The failure of the Bradley-Alexander fight to live up to its billing, as well as Gamboa's own indifference, have made it easier for Top Rank to put the potential Gamboa-Lopez slugfest on ice.

Gamboa said on a conference call Thursday that he doesn't "feel rushed to make that fight" with Lopez.

As a result, duBoef followed the script first laid out by Top Rank chairman Bob Arum about 15 months ago, when he said he was going to let the bout percolate. Given that, while duBoef said he's thinking about the Gamboa-Lopez fight, he wouldn't speculate when it might occur.

"I wouldn't say that (Gamboa-Lopez) is not on the radar," duBoef said. "I would say that the business models around the two of them are separate and I think there is time to build the fight into a really big fight and the time, both fighters will benefit from … so that we maximize the interest. We saw a recent fight between Alexander and Bradley that was a little early for it to happen. We all talk about when (Oscar) De La Hoya fought (Felix) Trinidad (in 1999), that bout captivated everybody.

"I think there is something in between, to build up the marketability of both fighters, fighting good fights along the way and building up demand. I don't think we do well with timelines. We do well building businesses around both fighters and when it's ready to go, it's ready to go. We have seen them both progress substantially over the past 12 months and their ratings have grown over both premium networks, and we've seen interest grow from people in the community. Yuri got a late start and has moved rather quickly to a high level of fighting and he delivered. We have to take into consideration his marketability as he moves up."

Top Rank vice president Carl Moretti said that if Gamboa wins, the company would try to make a bout with Chris John, who, in the zany world of sanctioning body politics, also holds a WBA featherweight belt. That, though, may be even more difficult to get done than a Gamboa-Lopez fight, since John, who is 44-0-2, appears to want to fight more in his native Indonesia and in Asia rather than in the U.S.

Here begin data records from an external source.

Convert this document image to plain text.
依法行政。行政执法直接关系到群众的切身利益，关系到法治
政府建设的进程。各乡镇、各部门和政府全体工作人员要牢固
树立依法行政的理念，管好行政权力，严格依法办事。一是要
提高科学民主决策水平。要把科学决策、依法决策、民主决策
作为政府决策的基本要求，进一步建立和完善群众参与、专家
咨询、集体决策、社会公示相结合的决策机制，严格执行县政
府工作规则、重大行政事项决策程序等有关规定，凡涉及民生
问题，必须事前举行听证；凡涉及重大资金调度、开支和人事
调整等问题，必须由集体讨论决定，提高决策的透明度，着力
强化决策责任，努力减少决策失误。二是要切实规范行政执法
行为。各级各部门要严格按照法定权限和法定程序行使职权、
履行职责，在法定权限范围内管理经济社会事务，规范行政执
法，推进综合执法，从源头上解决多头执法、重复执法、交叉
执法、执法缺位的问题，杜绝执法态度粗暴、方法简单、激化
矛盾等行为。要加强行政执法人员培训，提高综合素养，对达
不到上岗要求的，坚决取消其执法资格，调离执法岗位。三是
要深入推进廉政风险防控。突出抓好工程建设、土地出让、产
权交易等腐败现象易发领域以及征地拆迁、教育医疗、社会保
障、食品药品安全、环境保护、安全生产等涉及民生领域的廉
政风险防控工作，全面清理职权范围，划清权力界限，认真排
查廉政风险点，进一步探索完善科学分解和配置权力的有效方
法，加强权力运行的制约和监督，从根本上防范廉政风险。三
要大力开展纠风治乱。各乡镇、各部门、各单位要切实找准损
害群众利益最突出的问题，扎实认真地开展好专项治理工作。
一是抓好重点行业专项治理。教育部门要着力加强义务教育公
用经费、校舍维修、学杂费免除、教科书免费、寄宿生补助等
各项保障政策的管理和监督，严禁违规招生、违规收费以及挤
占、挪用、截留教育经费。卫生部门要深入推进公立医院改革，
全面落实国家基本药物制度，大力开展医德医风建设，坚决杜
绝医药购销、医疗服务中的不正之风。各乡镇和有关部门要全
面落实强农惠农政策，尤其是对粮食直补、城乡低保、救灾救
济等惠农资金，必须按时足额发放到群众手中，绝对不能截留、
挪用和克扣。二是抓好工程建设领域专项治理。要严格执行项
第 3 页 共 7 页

DuBoef said it would be difficult to send Gamboa to Indonesia to fight John, given that the company's top goal is to increase Gamboa's marketability in the U.S.

As a result, Gamboa and Lopez are going to remain on parallel paths, possibly for more than a year, without fighting each other. Top Rank had put them together in separate bouts on a pay-per-view card from New York in October 2009 with the intention of perhaps building interest in a match in early 2010 between them.

But then, they followed that up by putting them again in separate bouts on the same card on an HBO show from New York in January 2010.

And after that bout, Arum said he owed it to the fighters to delay a match between them in order to maximize their earnings. The more successful they are and the more popular they become, he reasons, the more they'll ultimately earn when they do meet.

"I want to hear you guys ask me that question (about when they'll fight) over and over and over," Arum told Yahoo! Sports at the time. "Because then I know they're taking care of their business and we're doing our jobs. They're terrific young fighters and terrific kids, but this fight is going to be huge one day. If I just threw them in there now, yeah, you'd love it and it would be a great fight, but it wouldn't do the kind of business it's going to do a while from now. "Believe me when I tell you, down the road a fight between these two guys is going to be huge. You watch."

It's a risk, because an injury could derail the bout forever. Get prepared to wait and beg, though. If the Bradley-Alexander disaster did anything, it convinced Arum to sell no fight before its time.

There's going to be plenty of talk about Gamboa and Lopez throughout 2011, but sadly, it won't be about them fighting each other.

We've heard this story before. And though the failure to make the Pacquiao-Mayweather fight has raised the ire of more than a few customers, it's also, in an odd sort of way, created more demand for it.

Arum and duBoef are betting the same thing will happen, albeit on a significantly lesser scale, for a potential Gamboa-Lopez fight.